In einem anderen Fall ging es um eine Kündigungsschutzklage eines Krankenpflegers. Folgende Aussage wurde ggü. einem Kollegen getroffen:

„Wo denkst du hin, so­lan­ge das hier nicht vernünf­tig läuft, ho­le ich mir erst noch mal ei­nen gel­ben Schein. Bei die­sem Zu­stand hier bin ich nach zwei Ta­gen wie­der erschöpft. Mir geht es rich­tig gut, ich bin psy­chisch und phy­sisch so fit wie noch nie, aber nicht für das St. D!“

In diesem Fall kam noch hinzu, dass bereits zuvor mehrfach Arbeitsunfähigkeiten vorlagen. Nach zwei Arbeitstagen ist dann diese Aussage gefallen und es folgte daraufhin eine erneute Krankmeldung mit AU-Bescheinigung.

Bei diesen Umständen wurde angenommen, dass der Beweis der Erkrankung nicht durch die AU-Bescheinigung geführt werden konnte.
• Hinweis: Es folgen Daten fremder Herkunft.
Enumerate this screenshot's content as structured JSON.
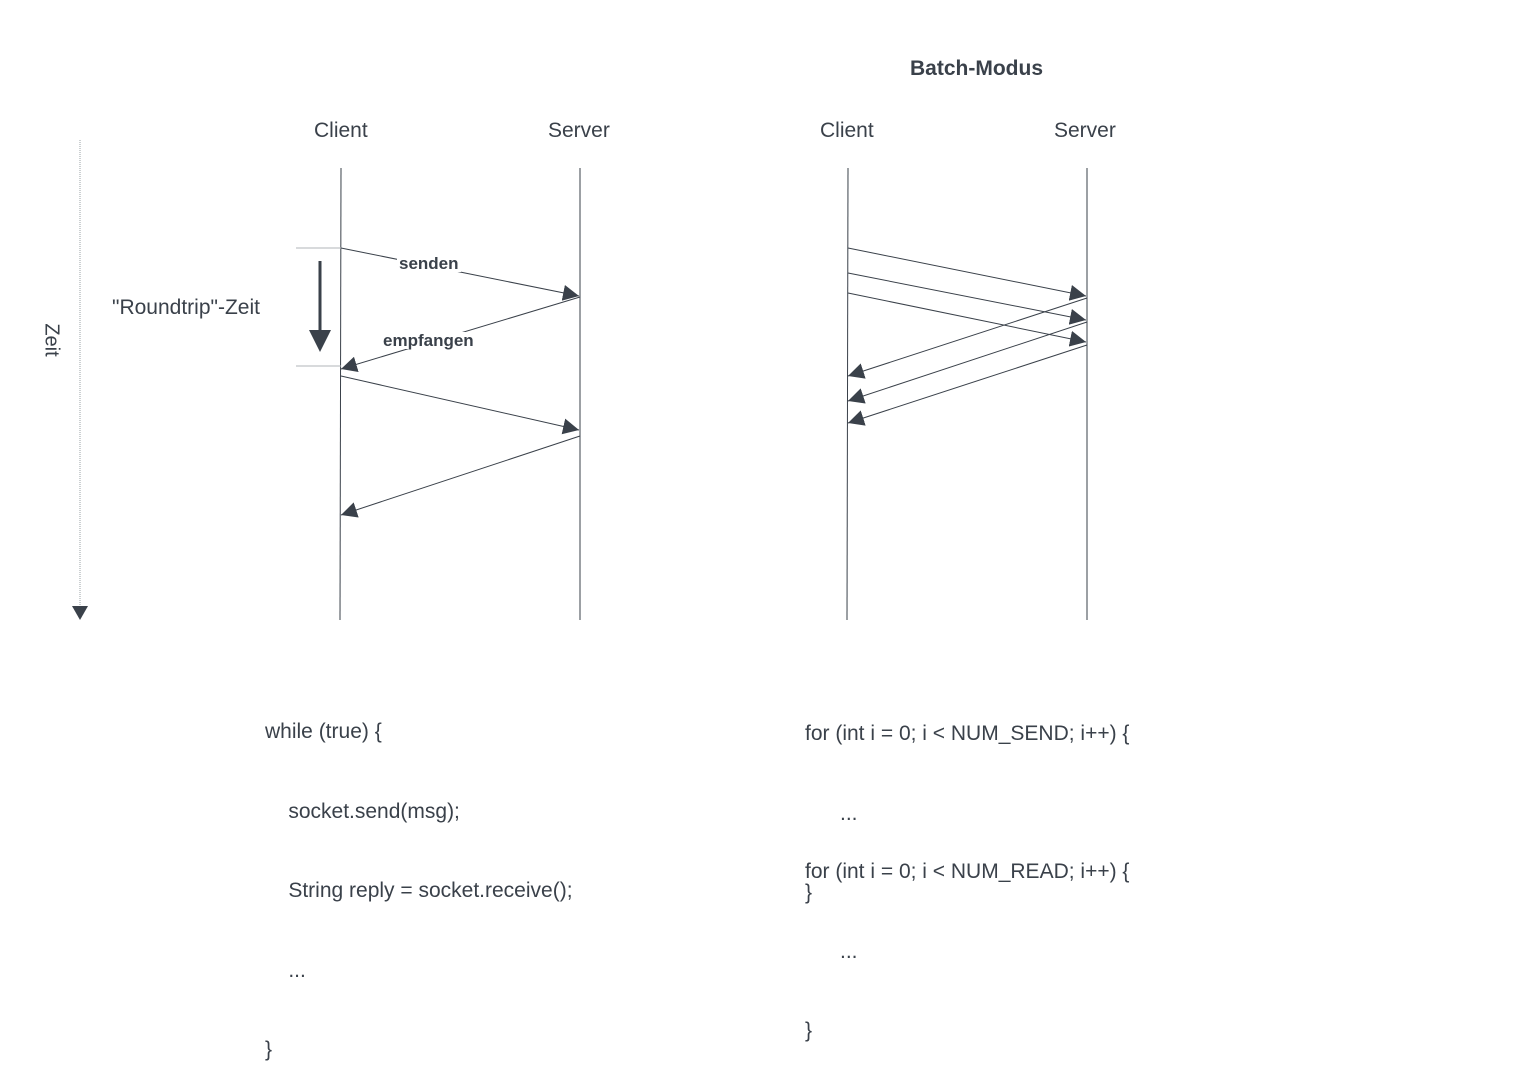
{
  "time_axis": {
    "label": "Zeit"
  },
  "left_diagram": {
    "client_label": "Client",
    "server_label": "Server",
    "roundtrip_label": "\"Roundtrip\"-Zeit",
    "send_label": "senden",
    "receive_label": "empfangen",
    "code_lines": [
      "while (true) {",
      "    socket.send(msg);",
      "    String reply = socket.receive();",
      "    ...",
      "}"
    ]
  },
  "right_diagram": {
    "title": "Batch-Modus",
    "client_label": "Client",
    "server_label": "Server",
    "code_send_lines": [
      "for (int i = 0; i < NUM_SEND; i++) {",
      "      ...",
      "}"
    ],
    "code_read_lines": [
      "for (int i = 0; i < NUM_READ; i++) {",
      "      ...",
      "}"
    ]
  },
  "colors": {
    "line": "#3a414a",
    "axis": "#9aa0a6"
  }
}
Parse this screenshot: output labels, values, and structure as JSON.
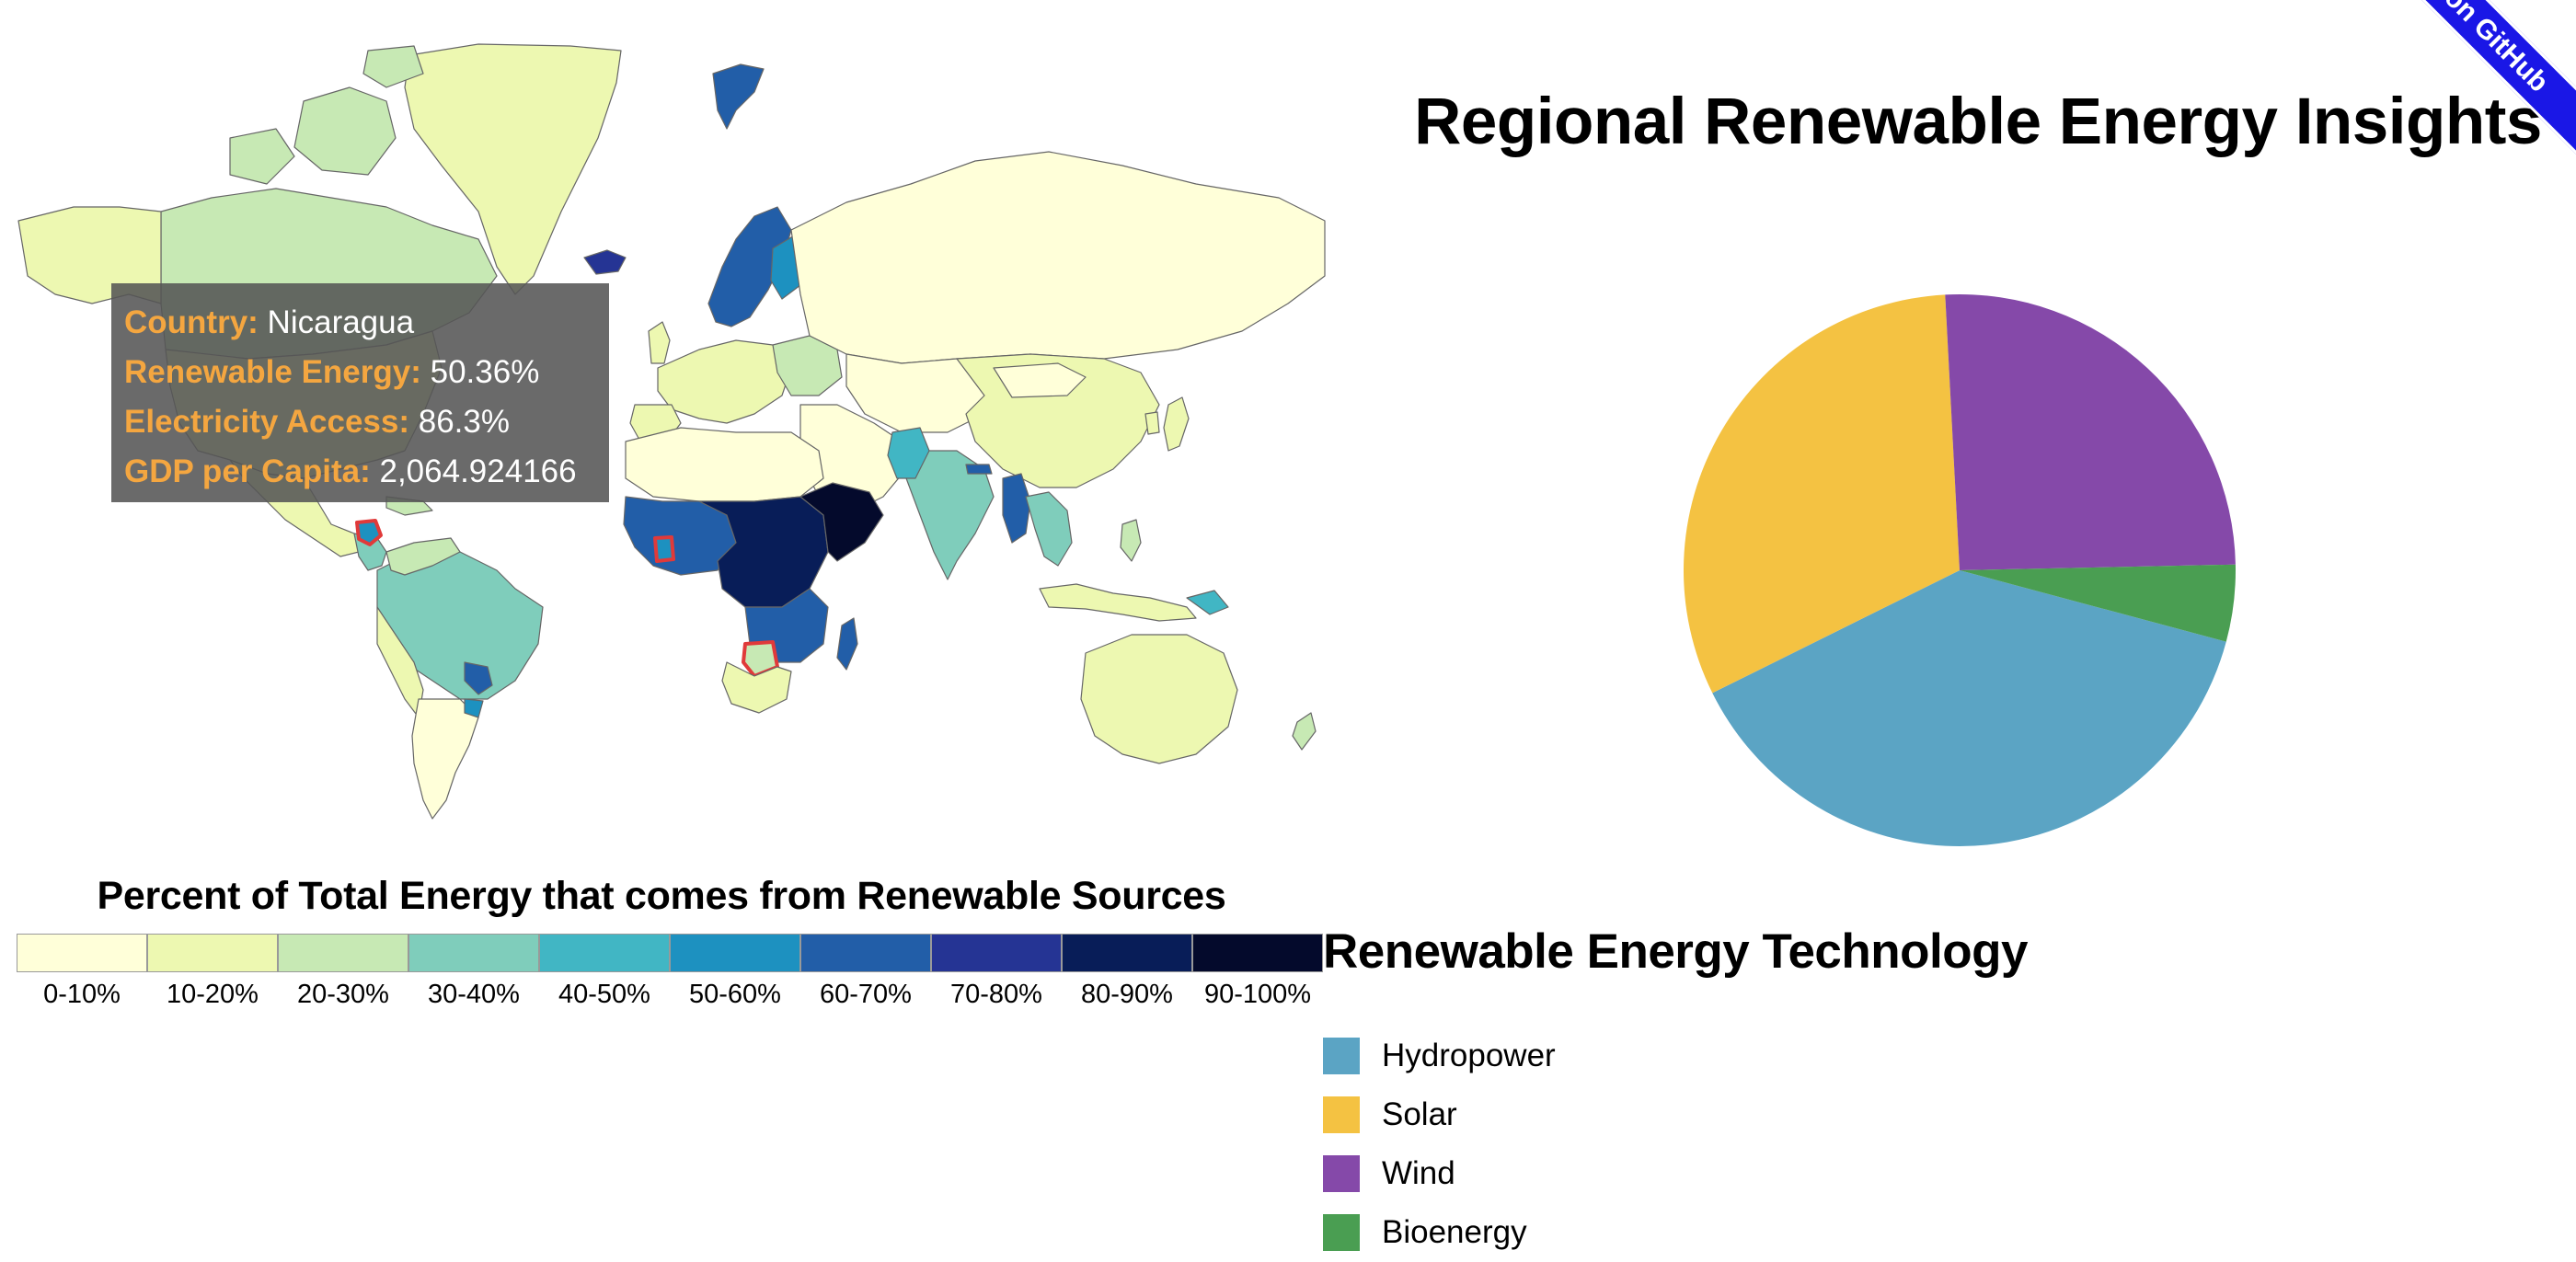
{
  "tooltip": {
    "country_key": "Country:",
    "country_val": "Nicaragua",
    "renew_key": "Renewable Energy:",
    "renew_val": "50.36%",
    "elec_key": "Electricity Access:",
    "elec_val": "86.3%",
    "gdp_key": "GDP per Capita:",
    "gdp_val": "2,064.924166"
  },
  "legend": {
    "title": "Percent of Total Energy that comes from Renewable Sources",
    "bins": [
      {
        "label": "0-10%",
        "color": "#ffffd9"
      },
      {
        "label": "10-20%",
        "color": "#edf8b1"
      },
      {
        "label": "20-30%",
        "color": "#c7e9b4"
      },
      {
        "label": "30-40%",
        "color": "#7fcdbb"
      },
      {
        "label": "40-50%",
        "color": "#41b6c4"
      },
      {
        "label": "50-60%",
        "color": "#1d91c0"
      },
      {
        "label": "60-70%",
        "color": "#225ea8"
      },
      {
        "label": "70-80%",
        "color": "#253494"
      },
      {
        "label": "80-90%",
        "color": "#081d58"
      },
      {
        "label": "90-100%",
        "color": "#040a2c"
      }
    ]
  },
  "ribbon_text": "on GitHub",
  "chart_data": {
    "type": "pie",
    "title": "Regional Renewable Energy Insights",
    "legend_title": "Renewable Energy Technology",
    "slices": [
      {
        "name": "Hydropower",
        "value": 38.5,
        "color": "#5ba4c4"
      },
      {
        "name": "Solar",
        "value": 31.5,
        "color": "#f4c242"
      },
      {
        "name": "Wind",
        "value": 25.5,
        "color": "#8549a9"
      },
      {
        "name": "Bioenergy",
        "value": 4.5,
        "color": "#4a9e52"
      }
    ]
  }
}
Der Arbeitnehmer muss dann den vollen Beweis für seine Arbeitsunfähigkeit erbringen. Die falsche Krankmeldung wäre ein außerordentlicher Kündigungsgrund. Auch hier kann der Arbeitnehmer den behandelnden Arzt unter Entbindung der ärztlichen Schweigepflicht als Zeugen vernehmen lassen. Rest Zweifel gehen allerdings trotzdem zulasten des Arbeitnehmers.

  • Weitere Möglichkeiten des Arbeitgebers:

Wenn der Arbeitnehmer gegen seine Verpflichtung zum Nachweis der Arbeitsunfähigkeit verstößt, ist der Arbeitgeber berechtigt die Vergütung so lange zurückzuhalten bis der Arbeitnehmer dieser Verpflichtung nachgekommen ist, § 7 EFZG. Nach Vorlage ist natürlich anschließend die Vergütung rückwirkend zu bezahlen.

Z.B.: Im Tarifvertrag des Öffentlichen Dienstes gibt es auch die Möglichkeit gem. § 3 V TVöD dem Arbeitnehmer aufzuerlegen eine ärztliche Bescheinigung des Betriebsarztes für diese Arbeitsunfähigkeit vorzulegen.

  • Zusammenfassende Möglichkeiten des Arbeitnehmers:

Selbst wenn die Beweisfähigkeit der AU-Bescheinigung durch einen möglichen Umstand erschüttert werden kann, so kann durch die Einvernahme des behandelnden Arztes der Beweiswert aufrechterhalten werden.

Allerdings besteht das Restrisiko, dass Zweifel fortbestehen. Es sollte daher im Falle dieser Vorwürfe dringend eine anwaltliche Beratung und Prozessführung mit entsprechender Beweissicherung erfolgen.

*Die männliche Sprachform wird ausschließlich zwecks besserer Lesbarkeit verwendet.